Cornelius stopped. The flames illuminated half of his face, creating an eerie shadow of his other half. After visiting Ralph, we spent about a good hour or two at a cafe in Aberfeldy perusing webpages. We started off from any stub information Cornelius or the Haywood Estate have got and took off from there. Alas, we found nothing of Fiona. I guess it was hard to just start off with only a name as a hint without anything else–no location, nothing. But despite our search being stuck, Sophie was right: at least that a cup of hot chocolate kind of made up for it.

"Sophie and I haven't found much information but we did at least know her name." At this point, Cornelius leaned closer to listen more attentively. "It's Fiona."

"I see."

"That's all we found so far. We're still working on looking where she lives."

Cornelius hung his head. "Are you really alright with all of this? That I had a family?"

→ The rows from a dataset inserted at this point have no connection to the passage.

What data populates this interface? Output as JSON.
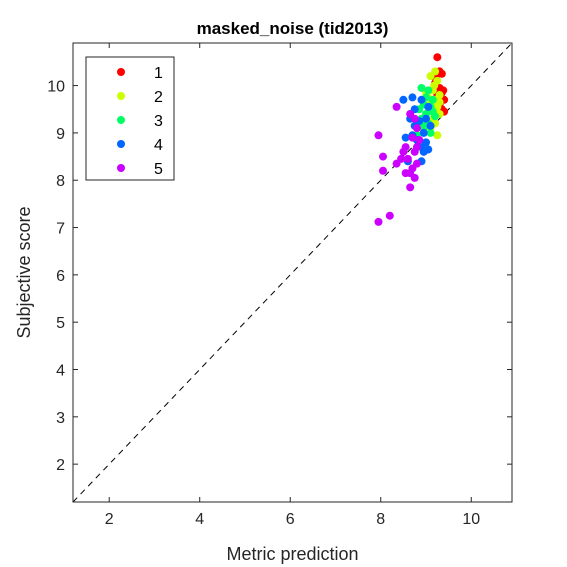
{
  "chart_data": {
    "type": "scatter",
    "title": "masked_noise (tid2013)",
    "xlabel": "Metric prediction",
    "ylabel": "Subjective score",
    "xlim": [
      1.2,
      10.9
    ],
    "ylim": [
      1.2,
      10.9
    ],
    "xticks": [
      2,
      4,
      6,
      8,
      10
    ],
    "yticks": [
      2,
      3,
      4,
      5,
      6,
      7,
      8,
      9,
      10
    ],
    "diagonal": true,
    "legend_position": "top-left",
    "series": [
      {
        "name": "1",
        "color": "#ff0000",
        "points": [
          [
            9.25,
            10.6
          ],
          [
            9.3,
            10.3
          ],
          [
            9.35,
            10.25
          ],
          [
            9.2,
            10.05
          ],
          [
            9.3,
            9.95
          ],
          [
            9.35,
            9.85
          ],
          [
            9.25,
            9.8
          ],
          [
            9.4,
            9.7
          ],
          [
            9.3,
            9.6
          ],
          [
            9.35,
            9.5
          ],
          [
            9.4,
            9.45
          ],
          [
            9.28,
            9.75
          ],
          [
            9.38,
            9.9
          ],
          [
            9.22,
            10.15
          ]
        ]
      },
      {
        "name": "2",
        "color": "#ccff00",
        "points": [
          [
            9.1,
            10.2
          ],
          [
            9.2,
            10.3
          ],
          [
            9.25,
            10.1
          ],
          [
            9.15,
            9.9
          ],
          [
            9.3,
            9.8
          ],
          [
            9.2,
            9.7
          ],
          [
            9.1,
            9.6
          ],
          [
            9.25,
            9.55
          ],
          [
            9.3,
            9.4
          ],
          [
            9.15,
            9.3
          ],
          [
            9.2,
            9.2
          ],
          [
            9.1,
            9.1
          ],
          [
            9.25,
            8.95
          ],
          [
            9.05,
            9.75
          ],
          [
            9.0,
            9.85
          ],
          [
            9.3,
            9.65
          ],
          [
            9.18,
            10.0
          ]
        ]
      },
      {
        "name": "3",
        "color": "#00ff66",
        "points": [
          [
            8.9,
            9.95
          ],
          [
            9.05,
            9.9
          ],
          [
            9.15,
            9.7
          ],
          [
            8.95,
            9.6
          ],
          [
            9.1,
            9.55
          ],
          [
            8.85,
            9.5
          ],
          [
            9.0,
            9.4
          ],
          [
            9.2,
            9.35
          ],
          [
            8.9,
            9.3
          ],
          [
            9.05,
            9.2
          ],
          [
            8.95,
            9.1
          ],
          [
            9.1,
            9.0
          ],
          [
            8.8,
            8.95
          ],
          [
            9.15,
            9.45
          ],
          [
            9.0,
            9.75
          ],
          [
            8.9,
            9.2
          ]
        ]
      },
      {
        "name": "4",
        "color": "#0066ff",
        "points": [
          [
            8.5,
            9.7
          ],
          [
            8.7,
            9.75
          ],
          [
            8.9,
            9.7
          ],
          [
            8.75,
            9.5
          ],
          [
            9.05,
            9.55
          ],
          [
            8.65,
            9.3
          ],
          [
            8.85,
            9.25
          ],
          [
            9.0,
            9.3
          ],
          [
            8.75,
            9.15
          ],
          [
            8.95,
            9.0
          ],
          [
            8.55,
            8.9
          ],
          [
            8.8,
            8.85
          ],
          [
            9.0,
            8.8
          ],
          [
            8.9,
            8.7
          ],
          [
            9.05,
            8.65
          ],
          [
            8.95,
            8.6
          ],
          [
            8.6,
            8.4
          ],
          [
            8.9,
            8.4
          ],
          [
            9.1,
            9.15
          ],
          [
            8.7,
            8.95
          ]
        ]
      },
      {
        "name": "5",
        "color": "#cc00ff",
        "points": [
          [
            8.35,
            9.55
          ],
          [
            8.65,
            9.4
          ],
          [
            8.75,
            9.3
          ],
          [
            8.8,
            9.1
          ],
          [
            7.95,
            8.95
          ],
          [
            8.7,
            8.9
          ],
          [
            8.85,
            8.85
          ],
          [
            8.8,
            8.7
          ],
          [
            8.55,
            8.7
          ],
          [
            8.5,
            8.6
          ],
          [
            8.75,
            8.6
          ],
          [
            8.05,
            8.5
          ],
          [
            8.45,
            8.45
          ],
          [
            8.6,
            8.45
          ],
          [
            8.35,
            8.35
          ],
          [
            8.8,
            8.35
          ],
          [
            8.05,
            8.2
          ],
          [
            8.55,
            8.15
          ],
          [
            8.65,
            8.15
          ],
          [
            8.75,
            8.05
          ],
          [
            8.65,
            7.85
          ],
          [
            8.2,
            7.25
          ],
          [
            7.95,
            7.12
          ],
          [
            8.7,
            8.25
          ]
        ]
      }
    ]
  }
}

I bit my lip. I was mad at him because he wasn't telling me the truth, but it was my ego that took over. "Of course I do. I..." I trailed off. "...Fiona must be eager to meet her dad."

He remained silent. I wondered if he ever thought of finding his daughter again, or if we did find her, whether he'd be ready.

"You still love her?" I asked him. He looked up from his pondering. "Aileana?"

The name still felt heavy in my tongue.

"S-she was all I thought of, a few short years after she was gone–I was gone. As time flew, her presence no longer mattered. I gathered she might have not thought about me anymore and moved on with her life, and so did I. She was simply a piece of my past I never wanted to revisit." Cornelius explained, his eyes shooting a gloomy look. "Elisabeth, I was never disappointed when you came here. That day, I was simply losing my mind. These years of existence had taken its toll."

"I understand." I gulped.

After checking on the hearth, Cornelius walked over to me past the cloth-covered furniture and patted me over the blanket. Despite the warmth, all I ever wanted to feel was the coldness of his body that I would soon be absent. He then sat next to me and held my hand. I stared at the contrasting complexions we both had. Both pale but in a different way.

"I wish I was born a century early so I could meet you in your lifetime," I mumbled, leaning my head on his shoulder while we both gazed at the hearth.

"Or better yet, I wish I was born a century later, far from being the son of a rich tycoon. Also you blokes are also lucky to live at times with no war." Cornelius muttered. "Thank you for coming into my existence, Elisabeth Finch."